YouTube information
- Channel: Emily D. Baker;
- Years active: 2006–present
- Genre: Vlogs
- Subscribers: 851 thousand
- Views: 227 million

= Emily D. Baker =

American legal YouTuber

Emily D. Baker is an American legal commentator, podcast host, and former deputy district attorney. She is best known for her YouTube channel and podcast, "The Emily Show," where she provides legal analysis and commentary on high-profile cases and pop culture events. She is a former Los Angeles County Deputy District Attorney, from 2005 until 2020.

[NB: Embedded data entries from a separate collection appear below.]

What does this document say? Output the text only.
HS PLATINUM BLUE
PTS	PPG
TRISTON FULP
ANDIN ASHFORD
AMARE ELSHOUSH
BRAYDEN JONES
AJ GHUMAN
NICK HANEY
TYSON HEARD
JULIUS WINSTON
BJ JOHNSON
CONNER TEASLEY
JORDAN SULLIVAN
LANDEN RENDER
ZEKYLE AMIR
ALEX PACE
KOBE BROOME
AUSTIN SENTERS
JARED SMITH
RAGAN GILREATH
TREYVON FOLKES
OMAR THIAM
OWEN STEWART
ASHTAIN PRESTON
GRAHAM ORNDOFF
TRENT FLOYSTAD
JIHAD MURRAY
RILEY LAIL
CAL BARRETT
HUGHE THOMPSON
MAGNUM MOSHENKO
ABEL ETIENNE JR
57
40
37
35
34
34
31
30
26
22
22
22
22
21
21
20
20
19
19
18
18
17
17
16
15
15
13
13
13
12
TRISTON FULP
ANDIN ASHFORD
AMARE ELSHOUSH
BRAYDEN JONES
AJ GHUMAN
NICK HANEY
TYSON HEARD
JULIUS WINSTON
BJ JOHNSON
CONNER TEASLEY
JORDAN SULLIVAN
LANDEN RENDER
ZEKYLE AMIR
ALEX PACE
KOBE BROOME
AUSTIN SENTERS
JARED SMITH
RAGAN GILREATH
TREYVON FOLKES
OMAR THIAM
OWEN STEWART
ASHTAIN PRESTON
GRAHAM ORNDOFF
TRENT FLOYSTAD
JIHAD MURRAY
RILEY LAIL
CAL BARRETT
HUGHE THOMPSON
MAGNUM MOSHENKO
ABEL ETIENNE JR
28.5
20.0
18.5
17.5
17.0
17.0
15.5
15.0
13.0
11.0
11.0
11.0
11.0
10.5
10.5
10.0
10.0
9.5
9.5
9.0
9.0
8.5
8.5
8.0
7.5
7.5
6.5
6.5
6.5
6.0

==Early life and education==
Baker was born on May 7, 1978, and grew up in Manhattan Beach, California. She earned her Juris Doctor degree from Southwestern Law School before beginning a career as a deputy district attorney. After passing the California bar in 2005, she began to practice law in Los Angeles.

==Career==
=== Los Angeles County Deputy District Attorney===
Baker served as a deputy district attorney in Los Angeles County from 2004 until 2020.

=== Legal commentary===
After leaving her position as a deputy district attorney in 2020, Baker became a legal YouTube commentator. She became particularly well known during her coverage of the Johnny Depp v. Amber Heard trial. Her live streams of the trial attracted over 300,000 concurrent viewers.

Baker has two YouTube channels. One features livestreams, and on the other she hosts her podcast "The Emily Show." On both channels, she provides legal analysis and commentary on high-profile cases and pop culture events. Her YouTube channel is the number one outlet for live trial coverage.

Her app, "Law Nerd," on Google Play, has over 10,000 downloads. Her community, dubbed the same name, stays connected through the app and by commenting on her YouTube livestreams in live chats.

==Personal life==
Baker moved to Nashville, Tennessee with her husband, a dentist, and their 2 sons from Los Angeles, California in 2020.